Maybe it’s just me, but the first thing I think of now when I hear “China” is “censorship.”

Two recent articles on Freedom to Tinker address the new “mandatory” Green Dam software. The first article by Dan Wallach exposes just how powerful censorship software becomes when installed on the end user’s PC. Since I doubt that Green Dam will be released under a free software license (this is China we’re talking about here) it also highlights just how dystopian things can get when one trusts proprietary, non-free software. This is either the bottom of the slippery slope or very far down it.

The second article by Ed Felten describes just how insecure Green Dam is. In essence it is a security breach waiting to happen. I’m not surprised. A quote from a University of Michigan report quoted within the article sums it up nicely:

Correcting these problems will require extensive changes to the software and careful retesting. In the meantime, we recommend that users protect themselves by uninstalling Green Dam immediately.

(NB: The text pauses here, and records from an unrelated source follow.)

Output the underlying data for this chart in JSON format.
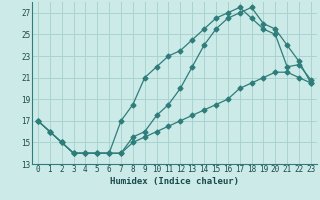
{
  "xlabel": "Humidex (Indice chaleur)",
  "bg_color": "#cceae8",
  "grid_color": "#aad4d0",
  "line_color": "#2e7d7a",
  "xlim": [
    -0.5,
    23.5
  ],
  "ylim": [
    13,
    28
  ],
  "xticks": [
    0,
    1,
    2,
    3,
    4,
    5,
    6,
    7,
    8,
    9,
    10,
    11,
    12,
    13,
    14,
    15,
    16,
    17,
    18,
    19,
    20,
    21,
    22,
    23
  ],
  "yticks": [
    13,
    15,
    17,
    19,
    21,
    23,
    25,
    27
  ],
  "line1_x": [
    0,
    1,
    2,
    3,
    4,
    5,
    6,
    7,
    8,
    9,
    10,
    11,
    12,
    13,
    14,
    15,
    16,
    17,
    18,
    19,
    20,
    21,
    22,
    23
  ],
  "line1_y": [
    17,
    16,
    15,
    14,
    14,
    14,
    14,
    17,
    18.5,
    21,
    22,
    23,
    23.5,
    24.5,
    25.5,
    26.5,
    27,
    27.5,
    26.5,
    25.5,
    25,
    22,
    22.2,
    20.8
  ],
  "line2_x": [
    0,
    1,
    2,
    3,
    4,
    5,
    6,
    7,
    8,
    9,
    10,
    11,
    12,
    13,
    14,
    15,
    16,
    17,
    18,
    19,
    20,
    21,
    22,
    23
  ],
  "line2_y": [
    17,
    16,
    15,
    14,
    14,
    14,
    14,
    14,
    15.5,
    16,
    17.5,
    18.5,
    20,
    22,
    24,
    25.5,
    26.5,
    27,
    27.5,
    26,
    25.5,
    24,
    22.5,
    20.5
  ],
  "line3_x": [
    0,
    1,
    2,
    3,
    4,
    5,
    6,
    7,
    8,
    9,
    10,
    11,
    12,
    13,
    14,
    15,
    16,
    17,
    18,
    19,
    20,
    21,
    22,
    23
  ],
  "line3_y": [
    17,
    16,
    15,
    14,
    14,
    14,
    14,
    14,
    15,
    15.5,
    16,
    16.5,
    17,
    17.5,
    18,
    18.5,
    19,
    20,
    20.5,
    21,
    21.5,
    21.5,
    21,
    20.5
  ]
}
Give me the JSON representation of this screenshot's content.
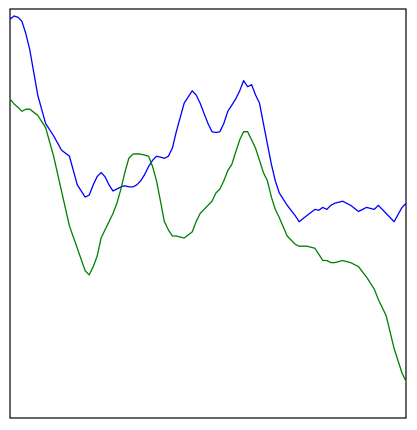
{
  "chart_data": {
    "type": "line",
    "title": "",
    "xlabel": "",
    "ylabel": "",
    "xlim": [
      0,
      100
    ],
    "ylim": [
      0,
      100
    ],
    "grid": false,
    "legend": "none",
    "ticks": "none",
    "x": [
      0,
      1,
      2,
      3,
      4,
      5,
      7,
      9,
      11,
      13,
      15,
      17,
      19,
      20,
      21,
      22,
      23,
      24,
      25,
      26,
      27,
      28,
      29,
      30,
      31,
      32,
      33,
      34,
      35,
      36,
      37,
      38,
      39,
      40,
      41,
      42,
      44,
      46,
      47,
      48,
      49,
      50,
      51,
      52,
      53,
      54,
      55,
      56,
      57,
      58,
      59,
      60,
      61,
      62,
      63,
      64,
      65,
      66,
      67,
      68,
      70,
      72,
      73,
      75,
      77,
      78,
      79,
      80,
      81,
      82,
      84,
      86,
      88,
      90,
      92,
      93,
      95,
      97,
      99,
      100
    ],
    "series": [
      {
        "color": "#0000ff",
        "values": [
          97.5,
          98.3,
          98.0,
          97.0,
          94.0,
          90.0,
          79.0,
          72.0,
          69.0,
          65.5,
          64.0,
          57.0,
          54.0,
          54.5,
          57.0,
          59.0,
          60.0,
          59.0,
          57.0,
          55.5,
          56.0,
          56.5,
          56.8,
          56.5,
          56.5,
          57.0,
          58.0,
          59.5,
          61.5,
          63.0,
          64.0,
          63.8,
          63.5,
          64.0,
          66.0,
          70.0,
          77.0,
          80.0,
          79.0,
          77.0,
          74.5,
          72.0,
          70.0,
          69.8,
          70.0,
          72.0,
          75.0,
          76.5,
          78.0,
          80.0,
          82.5,
          81.0,
          81.5,
          79.0,
          77.0,
          72.0,
          67.0,
          62.0,
          58.0,
          55.0,
          52.0,
          49.5,
          48.0,
          49.5,
          51.0,
          50.8,
          51.5,
          51.0,
          52.0,
          52.5,
          53.0,
          52.0,
          50.5,
          51.5,
          51.0,
          52.0,
          50.0,
          48.0,
          51.5,
          52.5
        ]
      },
      {
        "color": "#008000",
        "values": [
          78.0,
          76.8,
          76.0,
          75.0,
          75.5,
          75.5,
          74.0,
          71.0,
          64.0,
          55.5,
          47.0,
          41.5,
          36.0,
          35.0,
          37.0,
          39.5,
          44.0,
          46.0,
          48.0,
          50.0,
          52.5,
          56.0,
          60.0,
          63.5,
          64.5,
          64.6,
          64.5,
          64.3,
          64.0,
          61.5,
          58.0,
          53.0,
          48.0,
          46.0,
          44.5,
          44.5,
          44.0,
          45.5,
          48.0,
          50.0,
          51.0,
          52.0,
          53.0,
          55.0,
          56.0,
          58.0,
          60.5,
          62.0,
          65.0,
          68.0,
          70.0,
          70.0,
          68.0,
          66.0,
          63.0,
          60.0,
          58.0,
          54.0,
          51.0,
          49.0,
          44.5,
          42.5,
          42.0,
          42.0,
          41.5,
          40.0,
          38.5,
          38.5,
          38.0,
          38.0,
          38.5,
          38.0,
          37.0,
          34.5,
          31.5,
          29.0,
          25.0,
          17.0,
          11.0,
          9.0
        ]
      }
    ]
  }
}
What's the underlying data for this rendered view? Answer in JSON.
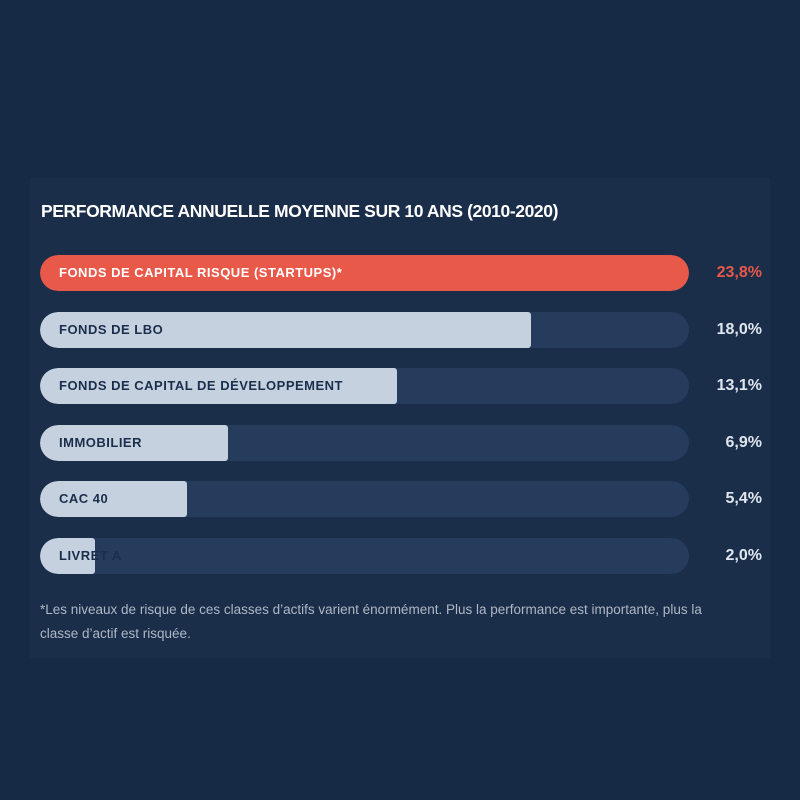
{
  "chart_data": {
    "type": "bar",
    "orientation": "horizontal",
    "title": "PERFORMANCE ANNUELLE MOYENNE SUR 10 ANS (2010-2020)",
    "categories": [
      "FONDS DE CAPITAL RISQUE (STARTUPS)*",
      "FONDS DE LBO",
      "FONDS DE CAPITAL DE DÉVELOPPEMENT",
      "IMMOBILIER",
      "CAC 40",
      "LIVRET A"
    ],
    "values": [
      23.8,
      18.0,
      13.1,
      6.9,
      5.4,
      2.0
    ],
    "value_labels": [
      "23,8%",
      "18,0%",
      "13,1%",
      "6,9%",
      "5,4%",
      "2,0%"
    ],
    "xlim": [
      0,
      23.8
    ],
    "grid": false,
    "highlight_index": 0,
    "colors": {
      "background": "#172a45",
      "track": "#253c5d",
      "bar": "#c5d1de",
      "highlight": "#e8594a"
    },
    "footnote": "*Les niveaux de risque de ces classes d’actifs varient énormément. Plus la performance est importante, plus la classe d’actif est risquée."
  }
}
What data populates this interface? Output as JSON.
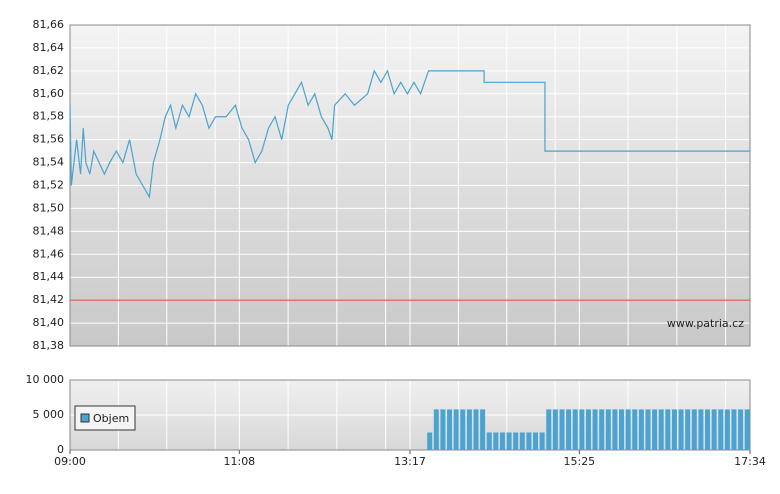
{
  "chart_data": [
    {
      "type": "line",
      "x": [
        "09:00",
        "09:01",
        "09:05",
        "09:08",
        "09:10",
        "09:12",
        "09:15",
        "09:18",
        "09:22",
        "09:26",
        "09:30",
        "09:35",
        "09:40",
        "09:45",
        "09:50",
        "09:55",
        "10:00",
        "10:03",
        "10:08",
        "10:12",
        "10:16",
        "10:20",
        "10:25",
        "10:30",
        "10:35",
        "10:40",
        "10:45",
        "10:50",
        "10:58",
        "11:05",
        "11:10",
        "11:15",
        "11:20",
        "11:25",
        "11:30",
        "11:35",
        "11:40",
        "11:45",
        "11:50",
        "11:55",
        "12:00",
        "12:05",
        "12:10",
        "12:15",
        "12:18",
        "12:20",
        "12:28",
        "12:35",
        "12:45",
        "12:50",
        "12:55",
        "13:00",
        "13:05",
        "13:10",
        "13:15",
        "13:20",
        "13:25",
        "13:31",
        "14:13",
        "14:13",
        "14:59",
        "14:59",
        "17:34"
      ],
      "series": [
        {
          "color": "#4aa3d0",
          "values": [
            81.59,
            81.52,
            81.56,
            81.53,
            81.57,
            81.54,
            81.53,
            81.55,
            81.54,
            81.53,
            81.54,
            81.55,
            81.54,
            81.56,
            81.53,
            81.52,
            81.51,
            81.54,
            81.56,
            81.58,
            81.59,
            81.57,
            81.59,
            81.58,
            81.6,
            81.59,
            81.57,
            81.58,
            81.58,
            81.59,
            81.57,
            81.56,
            81.54,
            81.55,
            81.57,
            81.58,
            81.56,
            81.59,
            81.6,
            81.61,
            81.59,
            81.6,
            81.58,
            81.57,
            81.56,
            81.59,
            81.6,
            81.59,
            81.6,
            81.62,
            81.61,
            81.62,
            81.6,
            81.61,
            81.6,
            81.61,
            81.6,
            81.62,
            81.62,
            81.61,
            81.61,
            81.55,
            81.55
          ]
        }
      ],
      "xlim": [
        "09:00",
        "17:34"
      ],
      "ylim": [
        81.38,
        81.66
      ],
      "yticks": [
        {
          "value": 81.38,
          "label": "81,38"
        },
        {
          "value": 81.4,
          "label": "81,40"
        },
        {
          "value": 81.42,
          "label": "81,42"
        },
        {
          "value": 81.44,
          "label": "81,44"
        },
        {
          "value": 81.46,
          "label": "81,46"
        },
        {
          "value": 81.48,
          "label": "81,48"
        },
        {
          "value": 81.5,
          "label": "81,50"
        },
        {
          "value": 81.52,
          "label": "81,52"
        },
        {
          "value": 81.54,
          "label": "81,54"
        },
        {
          "value": 81.56,
          "label": "81,56"
        },
        {
          "value": 81.58,
          "label": "81,58"
        },
        {
          "value": 81.6,
          "label": "81,60"
        },
        {
          "value": 81.62,
          "label": "81,62"
        },
        {
          "value": 81.64,
          "label": "81,64"
        },
        {
          "value": 81.66,
          "label": "81,66"
        }
      ],
      "reference_line": {
        "value": 81.42,
        "color": "#e0402a"
      },
      "watermark": "www.patria.cz",
      "grid": true
    },
    {
      "type": "bar",
      "x": [
        "13:30",
        "13:35",
        "13:40",
        "13:45",
        "13:50",
        "13:55",
        "14:00",
        "14:05",
        "14:10",
        "14:15",
        "14:20",
        "14:25",
        "14:30",
        "14:35",
        "14:40",
        "14:45",
        "14:50",
        "14:55",
        "15:00",
        "15:05",
        "15:10",
        "15:15",
        "15:20",
        "15:25",
        "15:30",
        "15:35",
        "15:40",
        "15:45",
        "15:50",
        "15:55",
        "16:00",
        "16:05",
        "16:10",
        "16:15",
        "16:20",
        "16:25",
        "16:30",
        "16:35",
        "16:40",
        "16:45",
        "16:50",
        "16:55",
        "17:00",
        "17:05",
        "17:10",
        "17:15",
        "17:20",
        "17:25",
        "17:30"
      ],
      "series": [
        {
          "name": "Objem",
          "color": "#4aa3d0",
          "values": [
            2500,
            5800,
            5800,
            5800,
            5800,
            5800,
            5800,
            5800,
            5800,
            2500,
            2500,
            2500,
            2500,
            2500,
            2500,
            2500,
            2500,
            2500,
            5800,
            5800,
            5800,
            5800,
            5800,
            5800,
            5800,
            5800,
            5800,
            5800,
            5800,
            5800,
            5800,
            5800,
            5800,
            5800,
            5800,
            5800,
            5800,
            5800,
            5800,
            5800,
            5800,
            5800,
            5800,
            5800,
            5800,
            5800,
            5800,
            5800,
            5800
          ]
        }
      ],
      "xlim": [
        "09:00",
        "17:34"
      ],
      "xticks": [
        "09:00",
        "11:08",
        "13:17",
        "15:25",
        "17:34"
      ],
      "ylim": [
        0,
        10000
      ],
      "yticks": [
        0,
        {
          "value": 5000,
          "label": "5 000"
        },
        {
          "value": 10000,
          "label": "10 000"
        }
      ],
      "legend": "upper-left",
      "grid": true
    }
  ]
}
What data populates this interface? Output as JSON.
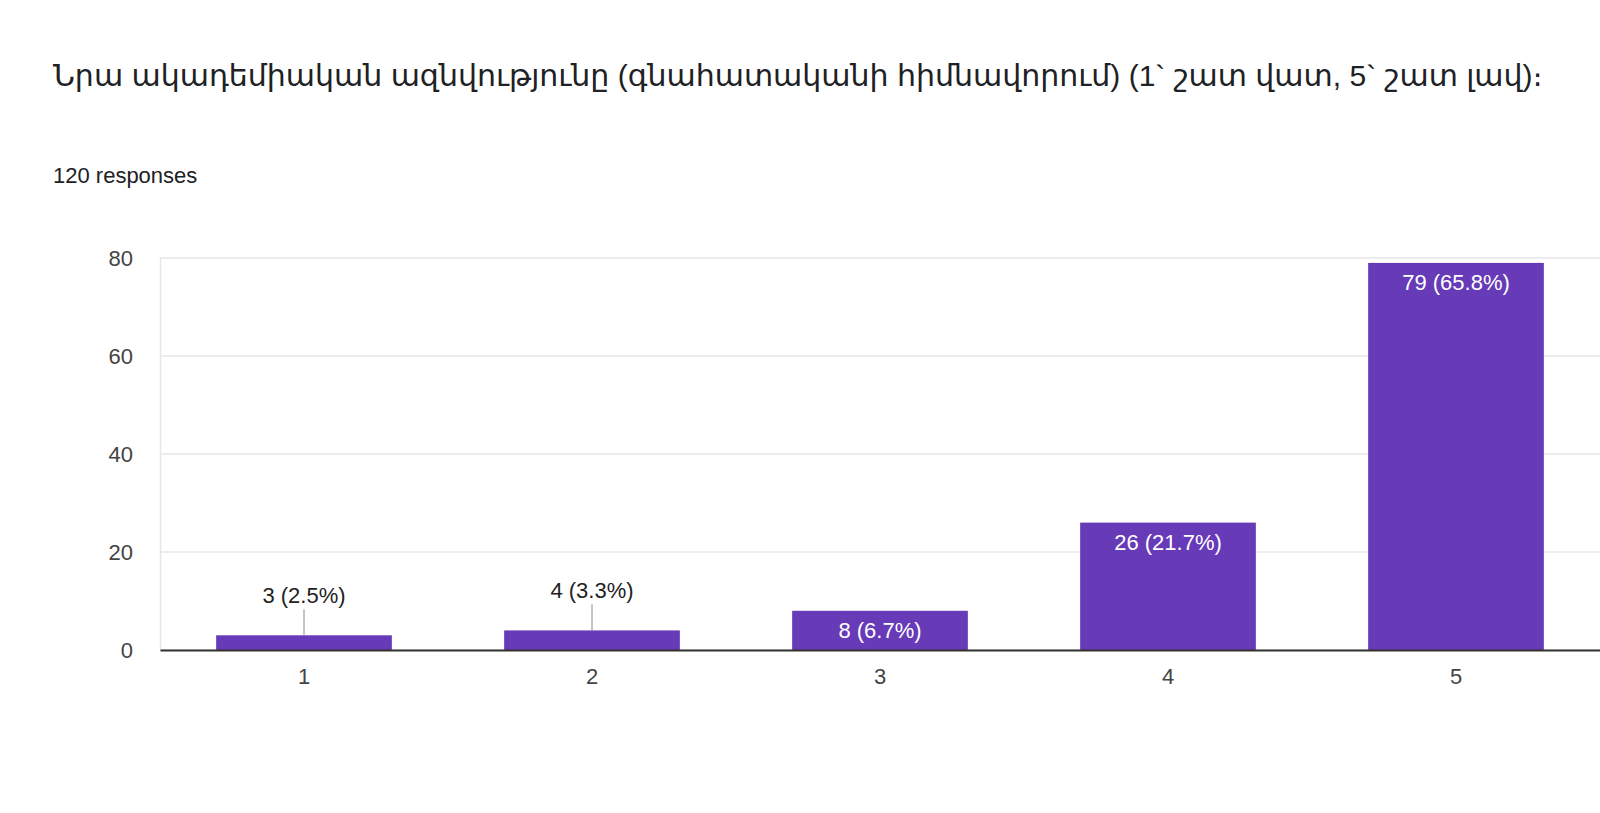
{
  "chart_data": {
    "type": "bar",
    "title": "Նրա ակադեմիական ազնվությունը (գնահատականի հիմնավորում)  (1` շատ վատ, 5` շատ լավ)։",
    "subtitle": "120 responses",
    "categories": [
      "1",
      "2",
      "3",
      "4",
      "5"
    ],
    "values": [
      3,
      4,
      8,
      26,
      79
    ],
    "value_labels": [
      "3 (2.5%)",
      "4 (3.3%)",
      "8 (6.7%)",
      "26 (21.7%)",
      "79 (65.8%)"
    ],
    "color": "#673ab7",
    "ylim": [
      0,
      80
    ],
    "yticks": [
      0,
      20,
      40,
      60,
      80
    ],
    "grid": true,
    "data_labels": true
  }
}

I honestly am quite surprised that the software would even allow for uninstallation given what it is designed to do (censorship) and where it is designed to do it (on PCs in China). If Green Dam does allow for uninstallation, this is the first thing any responsible PC owner in China who gives a damn about his/her freedom will do.  I personally build my own PCs when I can, and start with a clean hard drive when I can’t. It would honestly surprise me if neither is an option in China.